Francisco Cordero got three outs, two on strikeouts, for his fourth save in six chances.
White Sox 6, Mariners 4
CHICAGO – Jon Garland retired his first 19 batters and allowed just two hits in seven innings, pitching the Chicago White Sox past the Seattle Mariners 6-4 on Friday night.
Garland, Chicago’s No. 5 starter, lost his bid for a perfect game when he walked Jeremy Reed on a 3-2 pitch with one out in the seventh. Adrian Beltre followed with a single up the middle on a 1-2 pitch for Seattle’s first hit.
After Garland (2-0) walked Raul Ibanez, loading the bases, Bret Boone singled to right to drive in two runs. Garland, who struck out three, got through the seventh before he was lifted for Luis Vizcaino.

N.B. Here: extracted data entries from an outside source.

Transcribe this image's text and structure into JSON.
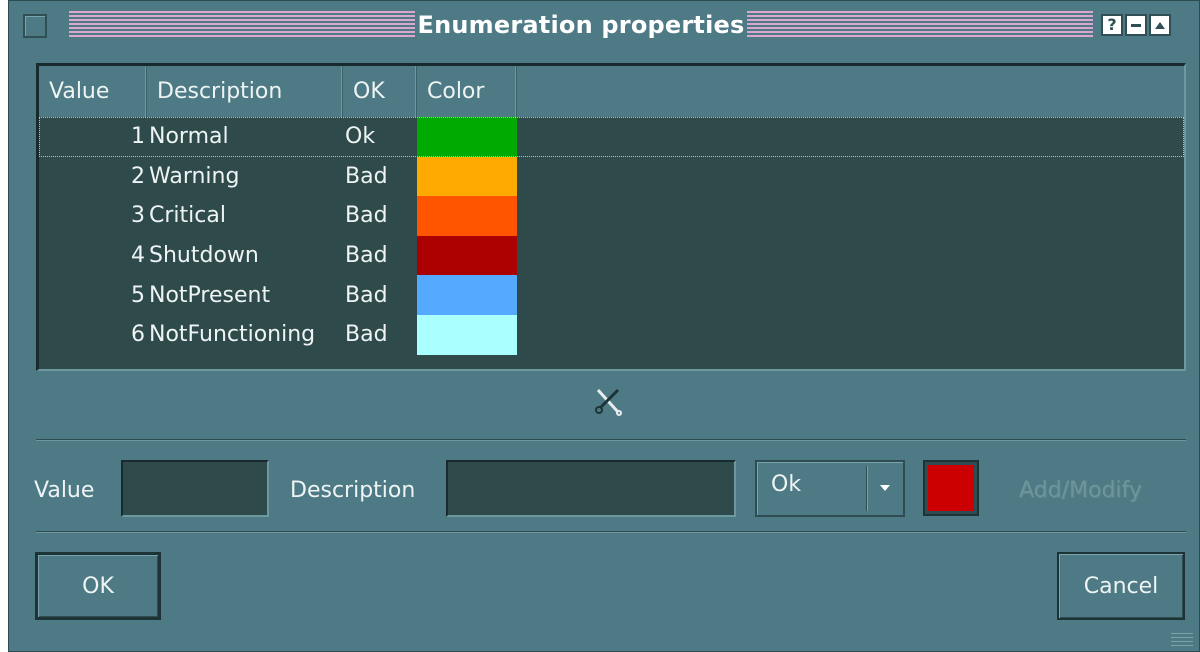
{
  "window": {
    "title": "Enumeration properties",
    "buttons": {
      "help": "?",
      "minimize": "–",
      "maximize": "▲"
    }
  },
  "list": {
    "columns": [
      "Value",
      "Description",
      "OK",
      "Color"
    ],
    "rows": [
      {
        "value": "1",
        "description": "Normal",
        "ok": "Ok",
        "color": "#00aa00",
        "selected": true
      },
      {
        "value": "2",
        "description": "Warning",
        "ok": "Bad",
        "color": "#ffaa00"
      },
      {
        "value": "3",
        "description": "Critical",
        "ok": "Bad",
        "color": "#ff5500"
      },
      {
        "value": "4",
        "description": "Shutdown",
        "ok": "Bad",
        "color": "#aa0000"
      },
      {
        "value": "5",
        "description": "NotPresent",
        "ok": "Bad",
        "color": "#55aaff"
      },
      {
        "value": "6",
        "description": "NotFunctioning",
        "ok": "Bad",
        "color": "#aaffff"
      }
    ]
  },
  "tools": {
    "delete_icon": "scissors-icon"
  },
  "form": {
    "value_label": "Value",
    "value_input": "",
    "description_label": "Description",
    "description_input": "",
    "ok_select_value": "Ok",
    "color_value": "#cc0000",
    "add_modify_label": "Add/Modify"
  },
  "buttons": {
    "ok": "OK",
    "cancel": "Cancel"
  }
}
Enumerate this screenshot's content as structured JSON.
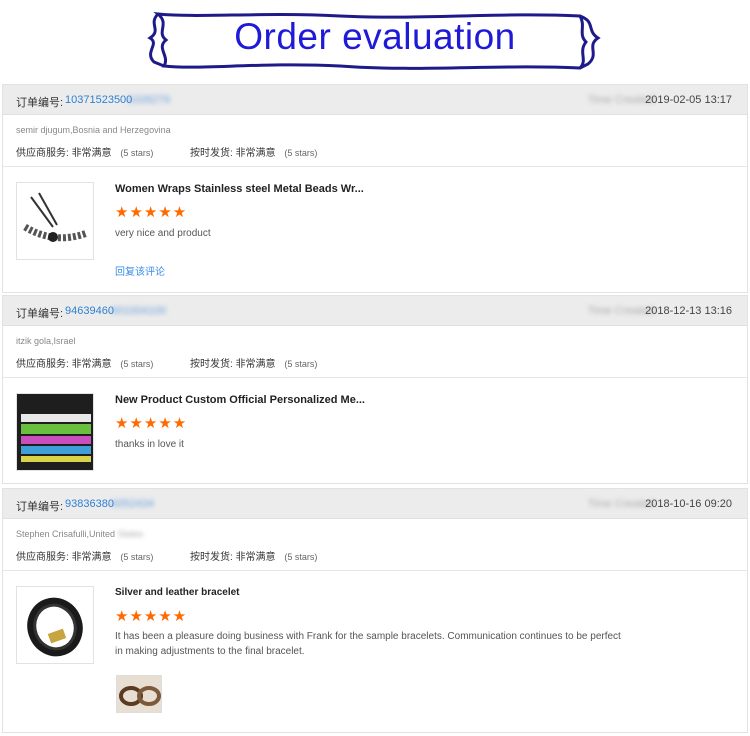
{
  "banner": {
    "title": "Order evaluation"
  },
  "labels": {
    "order_no": "订单编号:",
    "supplier_service": "供应商服务:",
    "shipping": "按时发货:",
    "very_satisfied": "非常满意",
    "five_stars": "(5 stars)",
    "stars": "★★★★★",
    "reply": "回复该评论",
    "time_created": "Time Created:"
  },
  "orders": [
    {
      "order_no": "10371523500",
      "order_no_hidden": "1028279",
      "date": "2019-02-05 13:17",
      "buyer": "semir djugum,Bosnia and Herzegovina",
      "product_title": "Women Wraps Stainless steel Metal Beads Wr...",
      "comment": "very nice and product",
      "has_reply": true
    },
    {
      "order_no": "94639460",
      "order_no_hidden": "001004100",
      "date": "2018-12-13 13:16",
      "buyer": "itzik gola,Israel",
      "product_title": "New Product Custom Official Personalized Me...",
      "comment": "thanks in love it",
      "has_reply": false
    },
    {
      "order_no": "93836380",
      "order_no_hidden": "0052434",
      "date": "2018-10-16 09:20",
      "buyer": "Stephen Crisafulli,United",
      "buyer_hidden": "States",
      "product_title": "Silver and leather bracelet",
      "comment": "It has been a pleasure doing business with Frank for the sample bracelets. Communication continues to be perfect in making adjustments to the final bracelet.",
      "has_reply": false
    }
  ]
}
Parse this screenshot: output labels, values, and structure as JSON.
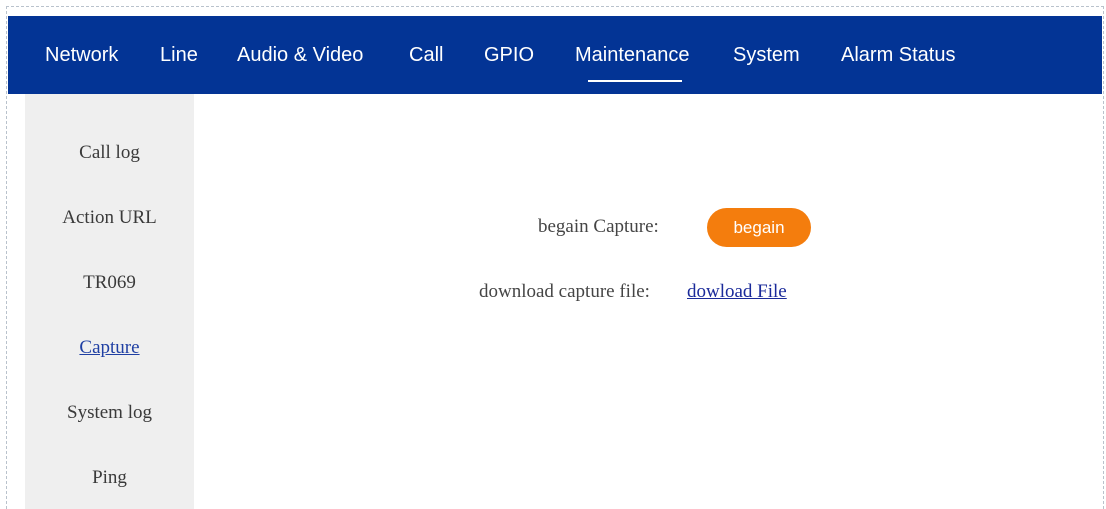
{
  "nav": {
    "items": [
      {
        "label": "Network"
      },
      {
        "label": "Line"
      },
      {
        "label": "Audio & Video"
      },
      {
        "label": "Call"
      },
      {
        "label": "GPIO"
      },
      {
        "label": "Maintenance"
      },
      {
        "label": "System"
      },
      {
        "label": "Alarm Status"
      }
    ],
    "active": "Maintenance",
    "bg_color": "#033495"
  },
  "sidebar": {
    "items": [
      {
        "label": "Call log"
      },
      {
        "label": "Action URL"
      },
      {
        "label": "TR069"
      },
      {
        "label": "Capture"
      },
      {
        "label": "System log"
      },
      {
        "label": "Ping"
      }
    ],
    "active": "Capture"
  },
  "capture": {
    "begin_label": "begain Capture:",
    "begin_button": "begain",
    "download_label": "download capture file:",
    "download_link": "dowload File",
    "button_color": "#f47d0d"
  }
}
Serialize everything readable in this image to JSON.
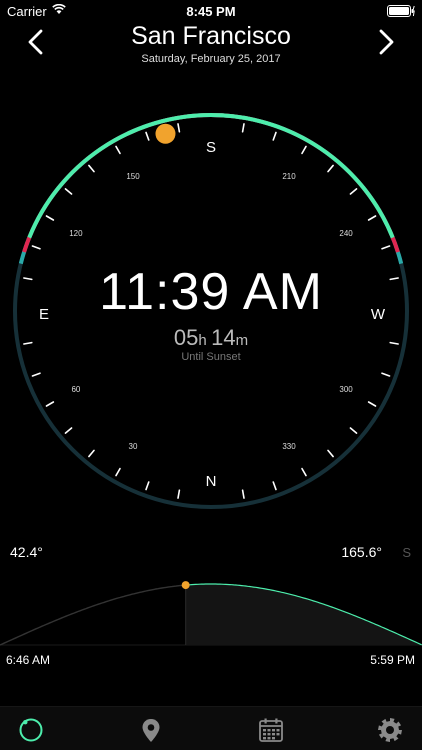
{
  "status_bar": {
    "carrier": "Carrier",
    "time": "8:45 PM"
  },
  "header": {
    "city": "San Francisco",
    "date": "Saturday, February 25, 2017"
  },
  "dial": {
    "cardinals": {
      "north": "N",
      "south": "S",
      "east": "E",
      "west": "W"
    },
    "degree_labels": [
      "30",
      "60",
      "120",
      "150",
      "210",
      "240",
      "300",
      "330"
    ],
    "current_time": "11:39 AM",
    "countdown": {
      "hours": "05",
      "hours_unit": "h",
      "minutes": "14",
      "minutes_unit": "m",
      "label": "Until Sunset"
    },
    "sun_azimuth_deg": 165.6,
    "colors": {
      "daylight": "#4dedac",
      "twilight": "#e02650",
      "dusk": "#2aa9a8",
      "night": "#163038",
      "sun": "#f1a32d"
    }
  },
  "sun_path": {
    "altitude": "42.4°",
    "azimuth": "165.6°",
    "azimuth_direction": "S",
    "sunrise": "6:46 AM",
    "sunset": "5:59 PM",
    "day_progress": 0.44
  },
  "tab_bar": {
    "icons": [
      "dial-icon",
      "location-pin-icon",
      "calendar-icon",
      "gear-icon"
    ]
  }
}
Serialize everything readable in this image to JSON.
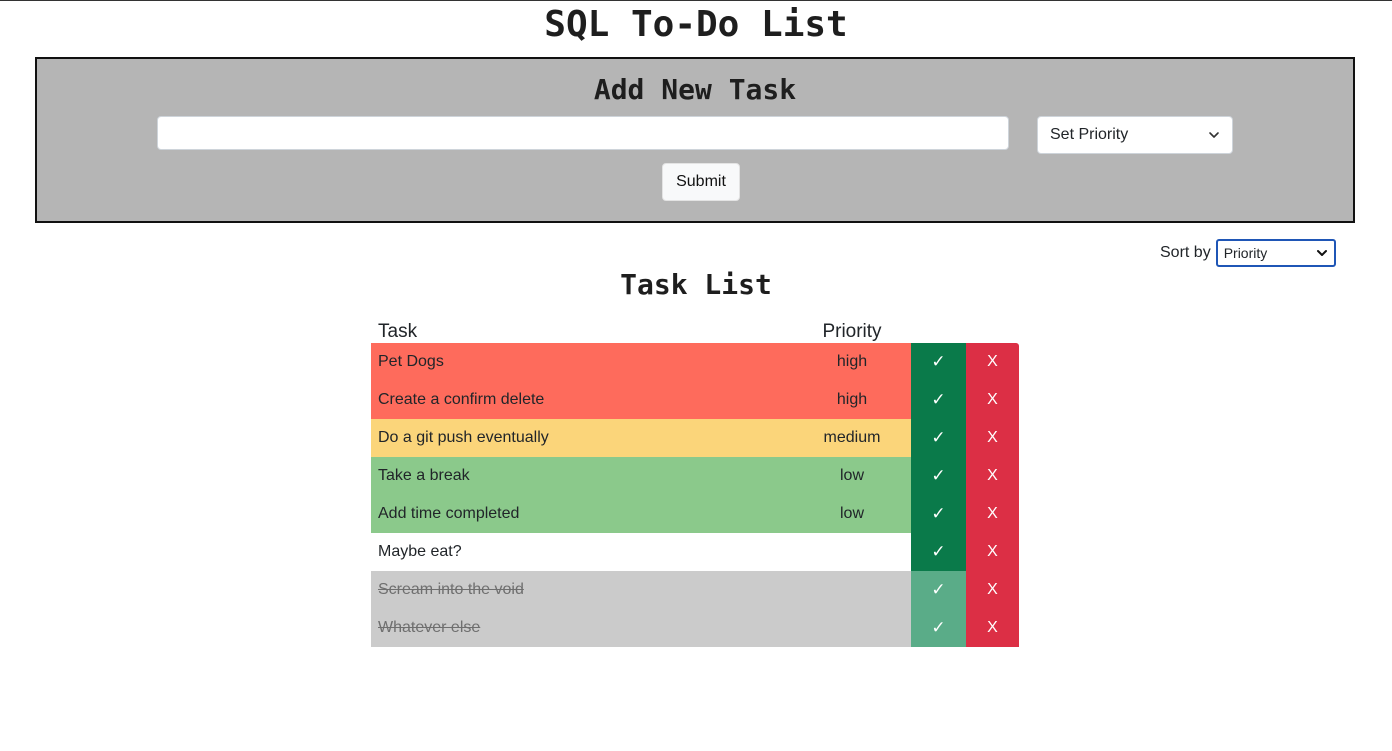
{
  "app": {
    "title": "SQL To-Do List"
  },
  "add_task": {
    "heading": "Add New Task",
    "task_input_value": "",
    "priority_select_value": "Set Priority",
    "submit_label": "Submit"
  },
  "sort": {
    "label": "Sort by",
    "selected": "Priority"
  },
  "task_list": {
    "heading": "Task List",
    "columns": [
      "Task",
      "Priority"
    ],
    "complete_label": "✓",
    "delete_label": "X",
    "rows": [
      {
        "task": "Pet Dogs",
        "priority": "high",
        "completed": false
      },
      {
        "task": "Create a confirm delete",
        "priority": "high",
        "completed": false
      },
      {
        "task": "Do a git push eventually",
        "priority": "medium",
        "completed": false
      },
      {
        "task": "Take a break",
        "priority": "low",
        "completed": false
      },
      {
        "task": "Add time completed",
        "priority": "low",
        "completed": false
      },
      {
        "task": "Maybe eat?",
        "priority": "",
        "completed": false
      },
      {
        "task": "Scream into the void",
        "priority": "",
        "completed": true
      },
      {
        "task": "Whatever else",
        "priority": "",
        "completed": true
      }
    ]
  },
  "colors": {
    "high": "#fe6b5c",
    "medium": "#fbd57a",
    "low": "#8bc98b",
    "completed_row": "#cbcbcb",
    "complete_button": "#0a7a4a",
    "delete_button": "#dc2f45",
    "panel_background": "#b5b5b5"
  }
}
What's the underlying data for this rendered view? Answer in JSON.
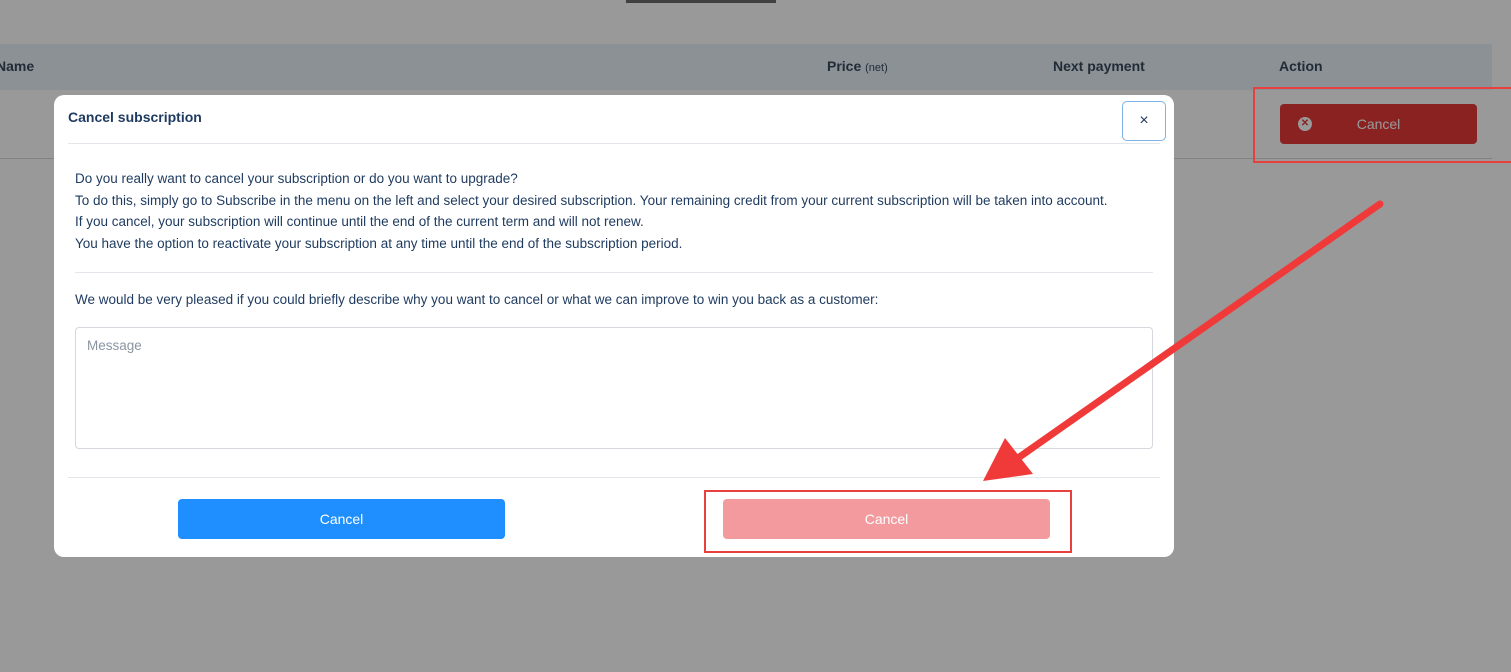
{
  "table": {
    "headers": {
      "name": "Name",
      "price": "Price",
      "price_suffix": "(net)",
      "next_payment": "Next payment",
      "action": "Action"
    },
    "row_cancel_label": "Cancel"
  },
  "modal": {
    "title": "Cancel subscription",
    "close_glyph": "×",
    "paragraphs": [
      "Do you really want to cancel your subscription or do you want to upgrade?",
      "To do this, simply go to Subscribe in the menu on the left and select your desired subscription. Your remaining credit from your current subscription will be taken into account.",
      "If you cancel, your subscription will continue until the end of the current term and will not renew.",
      "You have the option to reactivate your subscription at any time until the end of the subscription period."
    ],
    "prompt": "We would be very pleased if you could briefly describe why you want to cancel or what we can improve to win you back as a customer:",
    "message_placeholder": "Message",
    "keep_button_label": "Cancel",
    "confirm_button_label": "Cancel"
  },
  "colors": {
    "primary_blue": "#1f8fff",
    "danger_red": "#e83a3a",
    "danger_disabled": "#f29a9d",
    "annotation_red": "#e8403f",
    "text_navy": "#1e3a5f"
  },
  "icons": {
    "close": "close-icon",
    "row_cancel": "x-circle-icon",
    "annotation": "arrow-annotation"
  }
}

Boone’s two-run single off Shingo Takatsu cut it to 6-4 in the ninth, but Dustin Hermanson finished for his second save.
The White Sox used four relievers in the ninth – Hermanson struck out Scott Spiezio and retired pinch-hitter Greg Dobbs on a grounder with the bases loaded to end it.
Royals 6, Tigers 5
KANSAS CITY, Mo. – Angel Berroa hit a two-run home run in the eighth inning Friday night to cap the Kansas City Royals’ comeback from an early five-run deficit in a 6-5 victory over the Detroit Tigers.
Berroa, who also singled and doubled, hit an 0-1 pitch from Ugueth Urbina (1-1) after Eli Marrero drew a two-out walk.
Jaime Cerda (1-1) got the win with one inning of hitless relief.
Jeremy Affeldt got the first two outs in the ninth, and left with an apparent injury after walking Brandon Inge, and Mike MacDougal came on got Carlos Guillen to ground out to second for his first save.
Craig Monroe’s three-run homer capped a five-run first inning for the Tigers, who have lost five straight and announced earlier Friday that outfielder Magglio Ordonez would be out 4-6 weeks following hernia surgery.
The Tigers had two singles, a walk, a triple and Monroe’s homer to take a 5-0 lead off Jose Lima, who hadn’t made it out of the fourth inning in his first two starts and began the night with a 10.80 ERA.
But after Nook Logan’s single and third baseman Tony Graffanino’s throwing error on Ivan Rodriguez’s grounder in the second, Lima allowed only three of the next 19 batters to reach base. The 32-year-old right-hander allowed seven hits in seven innings.